Twelve seconds into the stare down, with Sena starting to feel a bit dehydrated from all the sweating he'd done, Yamato broke eye contact in order to shoot a close-eyed smile to Sena. The brunet flinched– the glint of teeth was almost sinister.

"Let me finish my business with Sena-kun, and then we'll talk."

Dragon man grunted, ruffling the 'scales' of his ridiculous papier-mâché outfit. Sena tried hard to be more intimidated than humored, even if the scary man could easily blend in with a Chinese New Year celebration. Still, Sena breathed a sigh of relief when he turned and left, his flimsy tail trailing after him.

Then he looked up and caught Yamato's eyes, and he gulped. There was an uncanny sharpness in the man's eyes, like that of a shrewd business man. Yamato pulled out a drawer and plopped stacks of papers onto his desk. Sena gaped – he had seen insurance claims smaller in size.

The keen, positively sinister smile was back on Yamato's face and the shaded windows added ominous shadows that partially hid his eyes. Sena wanted to run away, but then he remembered he was still tied down to a chair. Damn.

"Well then, where shall we start?"


Sena scanned his job application. He had gone over his salary negotiations, work schedule, and the professional conduct expected of him. Then he flipped the page. He eyes popped out at the printed letters.

"On the job accidents?" He cried, staring at the insurance form and waiver. 17,000 yen for an arm? Only?

Yamato merely chuckled and tried to distract his newest employee with a disarming smile. He even added a twinkle. "Oh, just certain precautions. Our kids have known to be quite... vivacious."

Sena stared at him blankly. Yamato merely smiled back and guided Sena's hand to the bottom of the page. "Just sign here, Sena-kun. It's nothing quite serious."

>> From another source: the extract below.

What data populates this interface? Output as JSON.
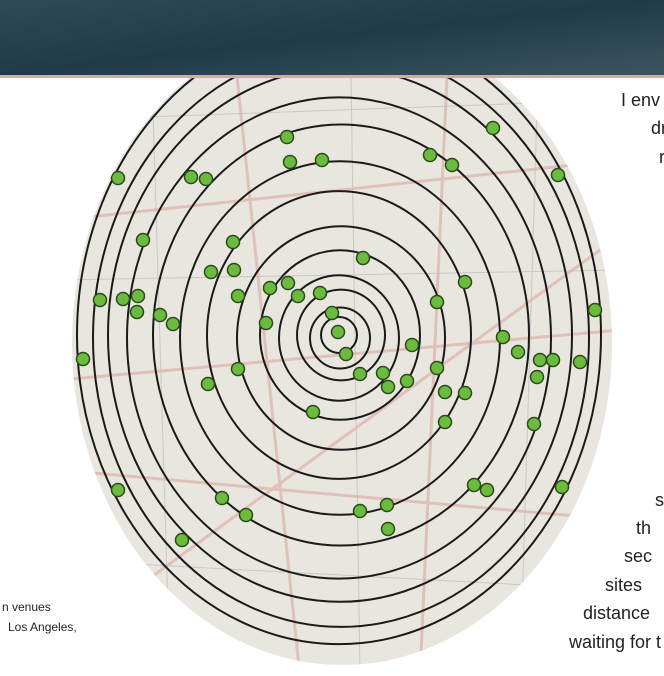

An hour later Sena emerged from the office with a liberated circulatory system and as a new employee of Deimon Daycare. Honestly, he never wanted to repeat that experience again. Negotiating with Yamato was like bartering with the devil.

The said demon poked his head out from the open door. "Sena-kun."

"Ah, yes, Yamato-kaichou?" Sena did not like the mischievous tone in his new boss's voice, so he stifled his uneasiness with politeness. (Upon retrospection, he should have ran when he heard it.)

"About your orientation," here Yamato pointed to a figure a little ways down the hall, cloaked in shadows. "Agon here will teach you the ropes."

The man grunted and walked, no – swaggered toward Sena. The brunet looked up in wide-eyed recognition, it was the man from earlier, the one in the dragon ("Naga, actually," corrected Yamato) costume. Agon sneered at Sena. Sena, on the other hand, felt like a lamb sacrificed to slaughter.

Then Agon turned around, hands in the pockets of his leather jacket, and stalked down the hall. Yamato continued to smile even when Sena sent him a pitiful Do I have to? glance. Seconds later, an angry bark reverberated down the hallway.

"Hurry the fuck up, trash!"

Sena was still stuck on the fact that the name "Agon" sounds eerily similar to the English word, "agony."